3. Can’t see the wood for the trees
Think of a one year project. Now Imagine a chart with 600 lines and over 600 linked dependencies – sometimes projects of this scope have more than 1000! That’s Gantt. Do all of these links and dependencies require our attention as project managers? Of course not! Then again, the links describe the expected project flow, so by definition, they’re critical to its success. Which links will we talk about in the first project meeting?
It’s trendy to think that links on the critical chain require special attention. While it may be true, it’s also an assumption that the important links are necessarily part of the critical chain. Are they really?
The critical chain includes the longest path to project completion, but is it also the most important path? On the contrary!
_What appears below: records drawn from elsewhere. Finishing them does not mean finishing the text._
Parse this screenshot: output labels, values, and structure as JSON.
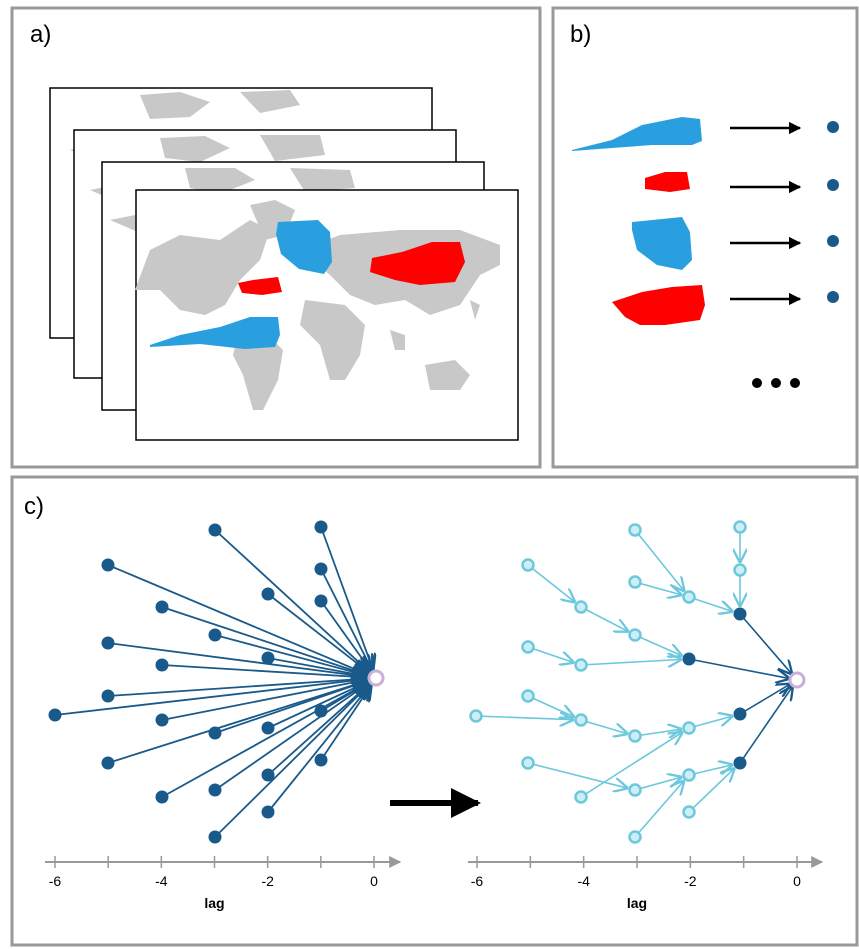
{
  "panels": {
    "a": {
      "label": "a)"
    },
    "b": {
      "label": "b)"
    },
    "c": {
      "label": "c)"
    }
  },
  "axes": [
    {
      "ticks": [
        -6,
        -4,
        -2,
        0
      ],
      "label": "lag"
    },
    {
      "ticks": [
        -6,
        -4,
        -2,
        0
      ],
      "label": "lag"
    }
  ]
}
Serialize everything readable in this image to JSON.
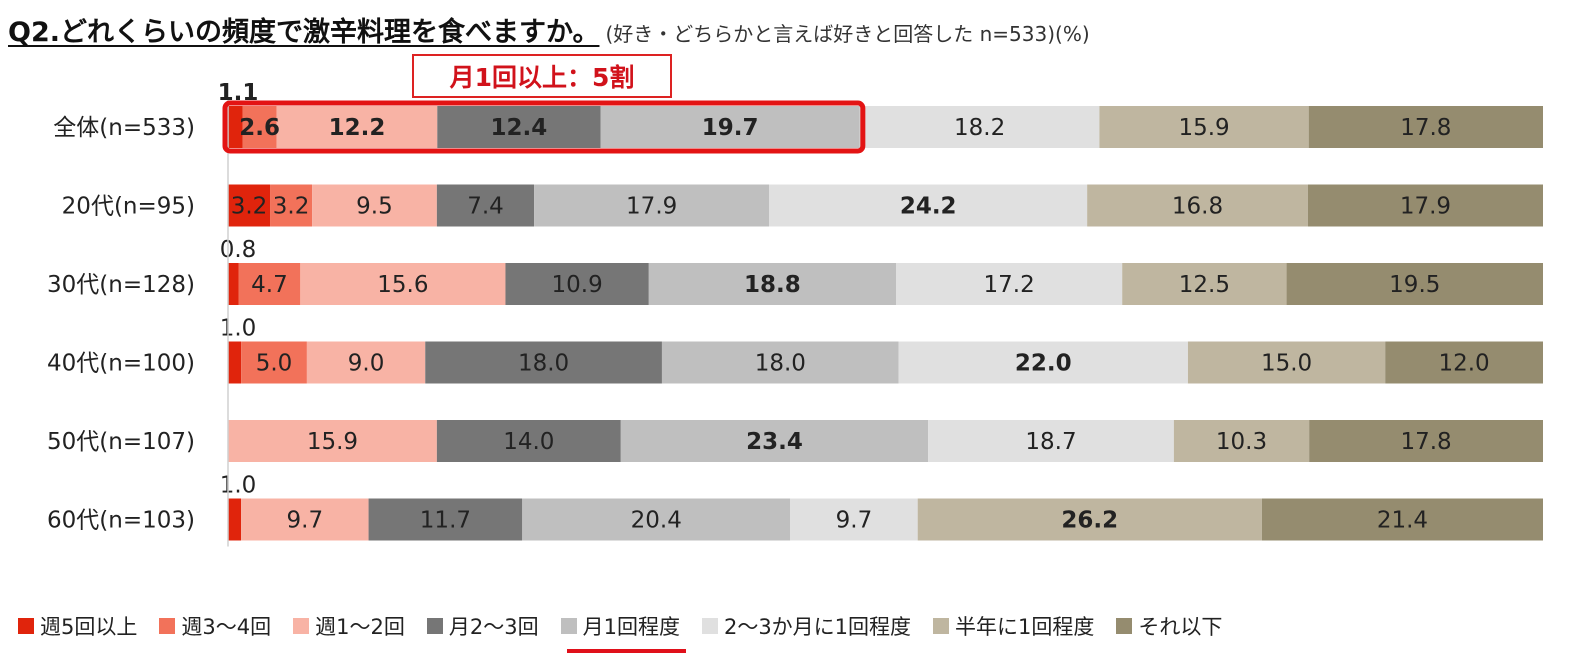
{
  "title": "Q2.どれくらいの頻度で激辛料理を食べますか。",
  "subtitle": "(好き・どちらかと言えば好きと回答した n=533)(%)",
  "callout": "月1回以上：5割",
  "colors": {
    "highlight_box": "#e31414",
    "callout": "#d1121b"
  },
  "chart_data": {
    "type": "bar",
    "orientation": "horizontal",
    "stacked": true,
    "categories": [
      "全体(n=533)",
      "20代(n=95)",
      "30代(n=128)",
      "40代(n=100)",
      "50代(n=107)",
      "60代(n=103)"
    ],
    "series": [
      {
        "name": "週5回以上",
        "color": "#e0240c",
        "values": [
          1.1,
          3.2,
          0.8,
          1.0,
          0.0,
          1.0
        ]
      },
      {
        "name": "週3〜4回",
        "color": "#f2725a",
        "values": [
          2.6,
          3.2,
          4.7,
          5.0,
          0.0,
          0.0
        ]
      },
      {
        "name": "週1〜2回",
        "color": "#f8b3a5",
        "values": [
          12.2,
          9.5,
          15.6,
          9.0,
          15.9,
          9.7
        ]
      },
      {
        "name": "月2〜3回",
        "color": "#767676",
        "values": [
          12.4,
          7.4,
          10.9,
          18.0,
          14.0,
          11.7
        ]
      },
      {
        "name": "月1回程度",
        "color": "#bfbfbf",
        "values": [
          19.7,
          17.9,
          18.8,
          18.0,
          23.4,
          20.4
        ]
      },
      {
        "name": "2〜3か月に1回程度",
        "color": "#e0e0e0",
        "values": [
          18.2,
          24.2,
          17.2,
          22.0,
          18.7,
          9.7
        ]
      },
      {
        "name": "半年に1回程度",
        "color": "#bfb6a0",
        "values": [
          15.9,
          16.8,
          12.5,
          15.0,
          10.3,
          26.2
        ]
      },
      {
        "name": "それ以下",
        "color": "#958c6f",
        "values": [
          17.8,
          17.9,
          19.5,
          12.0,
          17.8,
          21.4
        ]
      }
    ],
    "labels": [
      [
        "1.1",
        "2.6",
        "12.2",
        "12.4",
        "19.7",
        "18.2",
        "15.9",
        "17.8"
      ],
      [
        "3.2",
        "3.2",
        "9.5",
        "7.4",
        "17.9",
        "24.2",
        "16.8",
        "17.9"
      ],
      [
        "0.8",
        "4.7",
        "15.6",
        "10.9",
        "18.8",
        "17.2",
        "12.5",
        "19.5"
      ],
      [
        "1.0",
        "5.0",
        "9.0",
        "18.0",
        "18.0",
        "22.0",
        "15.0",
        "12.0"
      ],
      [
        "",
        "",
        "15.9",
        "14.0",
        "23.4",
        "18.7",
        "10.3",
        "17.8"
      ],
      [
        "1.0",
        "",
        "9.7",
        "11.7",
        "20.4",
        "9.7",
        "26.2",
        "21.4"
      ]
    ],
    "bold_labels": [
      [
        true,
        true,
        true,
        true,
        true,
        false,
        false,
        false
      ],
      [
        false,
        false,
        false,
        false,
        false,
        true,
        false,
        false
      ],
      [
        false,
        false,
        false,
        false,
        true,
        false,
        false,
        false
      ],
      [
        false,
        false,
        false,
        false,
        false,
        true,
        false,
        false
      ],
      [
        false,
        false,
        false,
        false,
        true,
        false,
        false,
        false
      ],
      [
        false,
        false,
        false,
        false,
        false,
        false,
        true,
        false
      ]
    ],
    "xlim": [
      0,
      100
    ],
    "unit": "%",
    "highlight": {
      "row": 0,
      "series_from": 0,
      "series_to": 4
    },
    "legend_highlight": "月1回程度",
    "legend": "bottom",
    "grid": false
  }
}
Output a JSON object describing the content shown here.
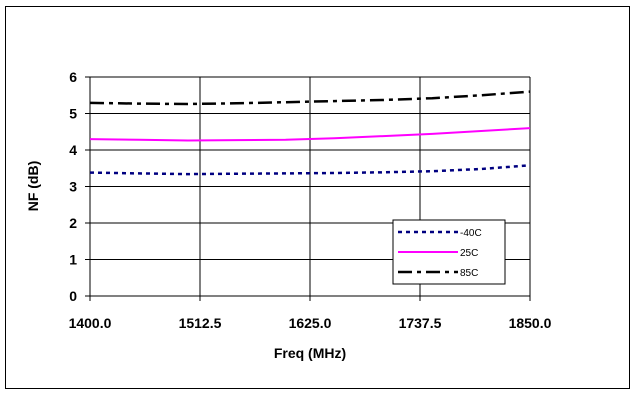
{
  "chart_data": {
    "type": "line",
    "xlabel": "Freq (MHz)",
    "ylabel": "NF (dB)",
    "xlim": [
      1400,
      1850
    ],
    "ylim": [
      0,
      6
    ],
    "x_ticks": [
      1400,
      1512.5,
      1625,
      1737.5,
      1850
    ],
    "x_tick_labels": [
      "1400.0",
      "1512.5",
      "1625.0",
      "1737.5",
      "1850.0"
    ],
    "y_ticks": [
      0,
      1,
      2,
      3,
      4,
      5,
      6
    ],
    "y_tick_labels": [
      "0",
      "1",
      "2",
      "3",
      "4",
      "5",
      "6"
    ],
    "grid": "horizontal and vertical",
    "legend_position": "bottom-right",
    "series": [
      {
        "name": "-40C",
        "color": "#000080",
        "style": "dotted",
        "x": [
          1400,
          1450,
          1500,
          1550,
          1600,
          1650,
          1700,
          1750,
          1800,
          1850
        ],
        "y": [
          3.38,
          3.36,
          3.34,
          3.35,
          3.36,
          3.37,
          3.39,
          3.42,
          3.48,
          3.58
        ]
      },
      {
        "name": "25C",
        "color": "#ff00ff",
        "style": "solid",
        "x": [
          1400,
          1450,
          1500,
          1550,
          1600,
          1650,
          1700,
          1750,
          1800,
          1850
        ],
        "y": [
          4.3,
          4.28,
          4.26,
          4.27,
          4.28,
          4.32,
          4.38,
          4.44,
          4.52,
          4.6
        ]
      },
      {
        "name": "85C",
        "color": "#000000",
        "style": "dash-dot",
        "x": [
          1400,
          1450,
          1500,
          1550,
          1600,
          1650,
          1700,
          1750,
          1800,
          1850
        ],
        "y": [
          5.29,
          5.27,
          5.26,
          5.28,
          5.31,
          5.34,
          5.37,
          5.42,
          5.5,
          5.6
        ]
      }
    ]
  }
}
The project’s problems hide behind our underestimation of the complexity and duration of the tasks! These places are farthest from the critical chain.
Gantt charts thrive on dependencies that create an entangled forest of links that are supposed to maintain the calculations for the critical chain, which as it turns out, is not that critical at all. We are therefore forced to look for the coin under a streetlight, while it’s somewhere else altogether.
4. How do porcupines mate? Carefully…
Projects today are a complex structure of many partners, clients and suppliers. Even if lady luck lets you construct a Gantt chart you are content with, how will you link your beautiful project plan to another plan formulated by another party? Here, even porcupine precaution won’t help… It’s simply impossible.
The shared and already complex plan becomes inoperable. Trying to link two Gantt charts built differently is a real challenge. And for what? When there are several partners in a project, even if a mutual Gantt is created, it is illegible and will become obsolete even before it’s presented.
Now imagine your supplier works with a sub-supplier or two…
5. Fixated thinking
Gantt charts encourage concentrating on the shortest path to project completion, while assuming that all the other factors are static. This turns the project into an enigma with a lot of constant data and one critical chain which needs finding.
Naturally, as intelligent human beings, you would try to solve the puzzle. The more complex it is, the greater the intellectual challenge becomes! It’s highly unlikely that in this “state” you’ll be able to see that the basic assumptions of the “puzzle” are simply wrong.
The famous puzzle about the traveling salesman is aimed precisely at this failure. In this classic tale, you are given a number of points the sales agent must visit. You are given several options for passing through these locations, and information about passage time between the points (the “distance”). You are asked to find the shortest route. To intensify the effect of the puzzle, you are told that there is one path which is shorter than the others, a fact that encourages you to verify that you have found it – and not a longer path.
The basic assumptions in this exercise are:
- The agent must pass through all the points
- Travel time cannot be shortened
- Locations cannot be moved
- No point can be skipped
- And so forth
Once you delve into the exercise, you will probably not suggest to fly the agent by helicopter, nor will you question why he even has to stop at all the points. You will probably not ask if you can enroll two agents, or give the task to a sub-supplier who has ten agents. While we’re exploring the options…what does the agent do at every stop anyway? Can’t any of it be done online? Why don’t they come to us? And so on and so forth.
This fixated thinking forms naturally upon first project analysis. You likely don’t feel it happening, but every time you use Gantt charts, your thinking becomes boxed and fixated.
Now you see why I hate Gantt charts! It doesn’t help me manage my projects. I invest more in preparing Gantt charts than the value they create in actual project management. To top it all off, when I present it I look like an outdated obsolete geek from the 80s.